Cyber Incident Victim: Iran

On or around June 1, 2022, a cyberattack disrupted multiple systems operated by the Tehran Municipality, coinciding with the anniversary of Islamic Republic founder Ruhollah Khomeini’s death. The group "Uprising until Overthrow," affiliated with the exiled opposition organization Mujahedin-e-Khalq (MEK), claimed responsibility for breaching municipal security cameras and defacing the municipality’s website. Attackers replaced the site’s content with a graphic featuring Supreme Leader Ali Khamenei’s face crossed by a red "X," images of MEK leaders Massoud and Maryam Rajavi, and text criticizing Khomeini. The Young Journalists Club reported disruptions to municipal surveillance camera networks, the My Tehran service portal, internal communication systems, and other unspecified infrastructure. Municipal ICT personnel confirmed a "deliberate disruption" temporarily blocked internal system access via an "insulting image," though full functionality was restored within minutes.

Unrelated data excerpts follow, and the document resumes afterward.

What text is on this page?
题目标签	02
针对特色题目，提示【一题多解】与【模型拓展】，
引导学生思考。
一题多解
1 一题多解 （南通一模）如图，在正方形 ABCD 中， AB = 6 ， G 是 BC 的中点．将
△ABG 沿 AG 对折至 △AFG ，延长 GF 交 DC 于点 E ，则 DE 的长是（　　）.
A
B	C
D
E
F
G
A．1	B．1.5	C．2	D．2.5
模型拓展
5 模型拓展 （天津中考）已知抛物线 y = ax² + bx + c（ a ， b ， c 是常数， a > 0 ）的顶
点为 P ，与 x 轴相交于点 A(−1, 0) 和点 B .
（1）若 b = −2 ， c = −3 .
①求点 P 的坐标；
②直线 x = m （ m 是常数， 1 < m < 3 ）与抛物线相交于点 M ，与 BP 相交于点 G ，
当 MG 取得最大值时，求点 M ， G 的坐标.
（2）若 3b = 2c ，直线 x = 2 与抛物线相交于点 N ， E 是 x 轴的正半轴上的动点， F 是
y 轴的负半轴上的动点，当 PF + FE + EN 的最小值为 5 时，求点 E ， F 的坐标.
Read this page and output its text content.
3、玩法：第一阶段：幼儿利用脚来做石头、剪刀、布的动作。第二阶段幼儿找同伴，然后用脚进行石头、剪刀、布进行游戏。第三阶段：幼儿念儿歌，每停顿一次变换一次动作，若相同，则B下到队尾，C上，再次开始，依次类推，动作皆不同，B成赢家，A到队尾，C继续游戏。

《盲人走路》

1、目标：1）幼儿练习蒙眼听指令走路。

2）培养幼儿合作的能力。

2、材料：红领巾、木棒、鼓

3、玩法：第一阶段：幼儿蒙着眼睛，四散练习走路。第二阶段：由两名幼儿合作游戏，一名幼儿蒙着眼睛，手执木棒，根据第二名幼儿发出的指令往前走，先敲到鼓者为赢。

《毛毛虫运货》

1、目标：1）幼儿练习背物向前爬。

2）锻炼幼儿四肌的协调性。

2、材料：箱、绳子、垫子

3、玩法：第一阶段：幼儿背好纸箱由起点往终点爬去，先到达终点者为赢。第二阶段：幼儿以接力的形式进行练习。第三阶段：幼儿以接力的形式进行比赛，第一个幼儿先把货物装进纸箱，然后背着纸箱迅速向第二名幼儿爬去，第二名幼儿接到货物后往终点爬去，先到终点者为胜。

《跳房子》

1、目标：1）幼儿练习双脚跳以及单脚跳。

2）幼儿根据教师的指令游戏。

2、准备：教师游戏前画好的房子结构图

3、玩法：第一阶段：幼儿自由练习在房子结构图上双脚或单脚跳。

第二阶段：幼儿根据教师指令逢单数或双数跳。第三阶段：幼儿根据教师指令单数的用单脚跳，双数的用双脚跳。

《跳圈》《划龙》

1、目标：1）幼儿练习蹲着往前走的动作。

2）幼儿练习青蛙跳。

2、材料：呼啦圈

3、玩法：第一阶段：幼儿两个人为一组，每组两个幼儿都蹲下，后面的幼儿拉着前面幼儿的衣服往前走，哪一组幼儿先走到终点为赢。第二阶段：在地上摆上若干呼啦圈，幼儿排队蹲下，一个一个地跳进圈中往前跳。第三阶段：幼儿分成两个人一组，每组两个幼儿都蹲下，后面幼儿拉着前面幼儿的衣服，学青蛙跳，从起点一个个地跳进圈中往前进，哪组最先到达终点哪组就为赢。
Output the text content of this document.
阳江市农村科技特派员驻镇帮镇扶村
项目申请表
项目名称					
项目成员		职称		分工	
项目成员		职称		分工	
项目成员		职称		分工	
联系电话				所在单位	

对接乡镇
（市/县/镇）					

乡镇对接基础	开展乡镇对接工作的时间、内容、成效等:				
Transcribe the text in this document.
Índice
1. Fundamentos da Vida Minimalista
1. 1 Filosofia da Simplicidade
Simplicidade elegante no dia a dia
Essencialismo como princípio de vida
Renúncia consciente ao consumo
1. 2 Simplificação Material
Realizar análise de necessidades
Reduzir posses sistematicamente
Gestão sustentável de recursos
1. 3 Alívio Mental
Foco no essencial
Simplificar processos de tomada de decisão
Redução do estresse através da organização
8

Tehran City Council head Mehdi Chamran attributed the attack on June 2 to "detailed planning" by Israel’s Mossad, the MEK (whom Iranian authorities routinely label "hypocrites"), and unspecified "counter-revolutionaries." He asserted the attack’s impact was limited to image defacement due to municipal responders’ efforts, with all systems reactivated by June 2. Council member Ali Asghar Ghaemi publicly apologized for service disruptions and urged municipal officials to address cybersecurity "shortcomings" by acquiring necessary tools, manpower, and equipment to resist future incidents. The incident followed multiple prior cyberattacks against Iranian infrastructure in early 2022, including breaches at Ghezel Hesar and Evin prisons claimed by the Edalat Ali hacker group and an April infrastructure attack thwarted by Iran’s AFTA presidential center. No data theft, prolonged outages, or physical damage were reported in the municipality incident.